J’ai cru que ma mémoire suffirait pour retenir les recettes complexes
Mes premières semaines à Lhassa se passaient dans un monastère où le maître tibétain préparait ses remèdes traditionnels devant moi. C’était un rituel presque sacré : il mélangeait les herbes, expliquait oralement chaque étape dans un tibétain fleuri, souvent avec des termes locaux que je peinais à suivre. Je n’avais pas de carnet, personne ne m’avait demandé d’en prendre. Le maître récité les dosages en ‘ser’, une unité tibétaine de mesure que je ne connaissais pas encore bien. Je me concentrais sur l’observation, pensant que regarder et écouter suffiraient pour mémoriser tous ces détails. La répétition semblait une garantie, surtout dans ce cadre où chaque geste avait une signification précise.
J’évitais de noter, pensant que la mémoire visuelle et auditive, renforcée par la répétition, serait suffisante. Je me disais que ces recettes, comme le ‘Padma 28’ ou le ‘Rilbu’, étaient ancrées dans la tradition orale, qu’il fallait les vivre plutôt que les écrire. Cette confiance naïve m’a bercée, même quand le maître expliquait des phases techniques comme la filtration fine appelée ‘sa’, que je ne pouvais pas retranscrire sur le moment. Le maître répétait souvent que sans ‘sa’, le remède devenait impur, mais je n’avais aucun moyen de le noter sur le moment. Je croyais que la compréhension viendrait avec l’expérience, sans trace écrite.
Je n’ai pas saisi tout de suite que des détails comme les 7 jours de macération, indispensables à l’extraction des principes actifs, échappaient à ma mémoire.

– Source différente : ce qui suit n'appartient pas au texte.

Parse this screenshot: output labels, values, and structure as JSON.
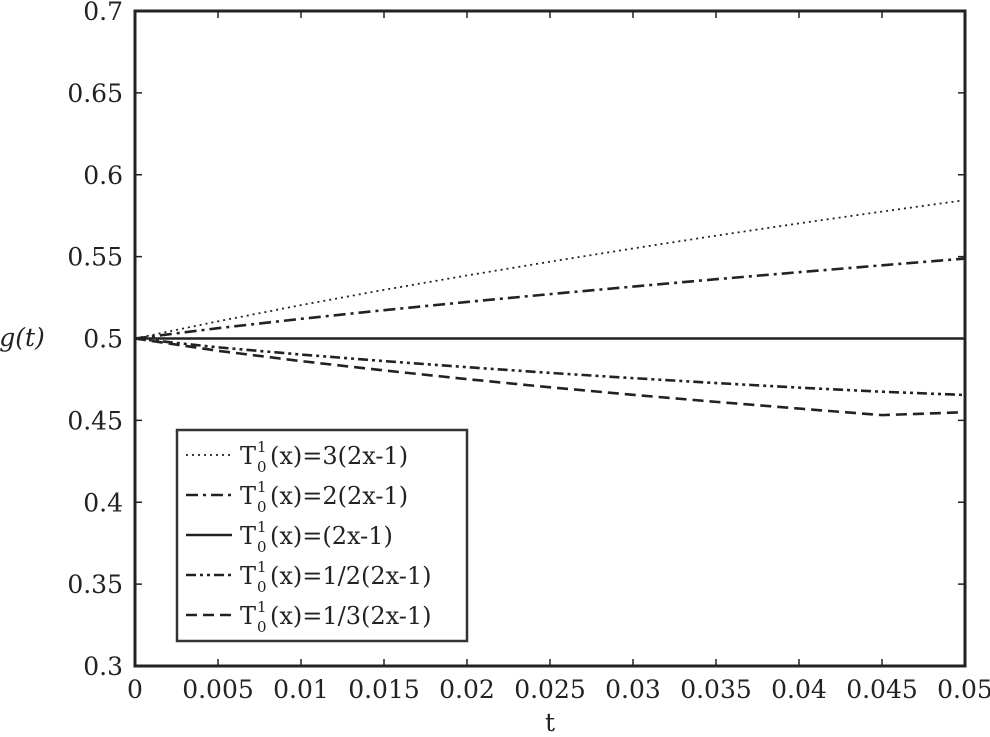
{
  "chart_data": {
    "type": "line",
    "xlabel": "t",
    "ylabel": "g(t)",
    "xlim": [
      0,
      0.05
    ],
    "ylim": [
      0.3,
      0.7
    ],
    "xticks": [
      0,
      0.005,
      0.01,
      0.015,
      0.02,
      0.025,
      0.03,
      0.035,
      0.04,
      0.045,
      0.05
    ],
    "xtick_labels": [
      "0",
      "0.005",
      "0.01",
      "0.015",
      "0.02",
      "0.025",
      "0.03",
      "0.035",
      "0.04",
      "0.045",
      "0.05"
    ],
    "yticks": [
      0.3,
      0.35,
      0.4,
      0.45,
      0.5,
      0.55,
      0.6,
      0.65,
      0.7
    ],
    "ytick_labels": [
      "0.3",
      "0.35",
      "0.4",
      "0.45",
      "0.5",
      "0.55",
      "0.6",
      "0.65",
      "0.7"
    ],
    "grid": false,
    "legend_position": "bottom-left",
    "x": [
      0,
      0.005,
      0.01,
      0.015,
      0.02,
      0.025,
      0.03,
      0.035,
      0.04,
      0.045,
      0.05
    ],
    "series": [
      {
        "name_main": "T",
        "name_sup": "1",
        "name_sub": "0",
        "name_rest": "(x)=3(2x-1)",
        "style": "dotted",
        "values": [
          0.5,
          0.5105,
          0.5204,
          0.5297,
          0.5385,
          0.5469,
          0.555,
          0.5628,
          0.5703,
          0.5775,
          0.5845
        ]
      },
      {
        "name_main": "T",
        "name_sup": "1",
        "name_sub": "0",
        "name_rest": "(x)=2(2x-1)",
        "style": "dashdot",
        "values": [
          0.5,
          0.5063,
          0.512,
          0.5173,
          0.5223,
          0.5271,
          0.5317,
          0.5362,
          0.5405,
          0.5447,
          0.5488
        ]
      },
      {
        "name_main": "T",
        "name_sup": "1",
        "name_sub": "0",
        "name_rest": "(x)=(2x-1)",
        "style": "solid",
        "values": [
          0.5,
          0.5,
          0.5,
          0.5,
          0.5,
          0.5,
          0.5,
          0.5,
          0.5,
          0.5,
          0.5
        ]
      },
      {
        "name_main": "T",
        "name_sup": "1",
        "name_sub": "0",
        "name_rest": "(x)=1/2(2x-1)",
        "style": "dashdotdot",
        "values": [
          0.5,
          0.4946,
          0.4902,
          0.4862,
          0.4825,
          0.479,
          0.4758,
          0.4728,
          0.47,
          0.4675,
          0.4655
        ]
      },
      {
        "name_main": "T",
        "name_sup": "1",
        "name_sub": "0",
        "name_rest": "(x)=1/3(2x-1)",
        "style": "dashed",
        "values": [
          0.5,
          0.4925,
          0.4862,
          0.4805,
          0.4752,
          0.4702,
          0.4656,
          0.4613,
          0.4572,
          0.4532,
          0.455
        ]
      }
    ]
  }
}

Le dosage précis en ‘ser’, la durée de chaque phase, la qualité des plantes – autant de points que je croyais pouvoir retenir sans appui. En fait, j’étais déjà en train de perdre des bouts vitaux, notamment parce que la langue et le vocabulaire technique tibétain ne sont pas simples à retenir dans la précipitation des séances. Le signal que j’ai ignoré, c’était la complexité des termes et le rythme oral du maître qui laissait peu de place à la prise de notes.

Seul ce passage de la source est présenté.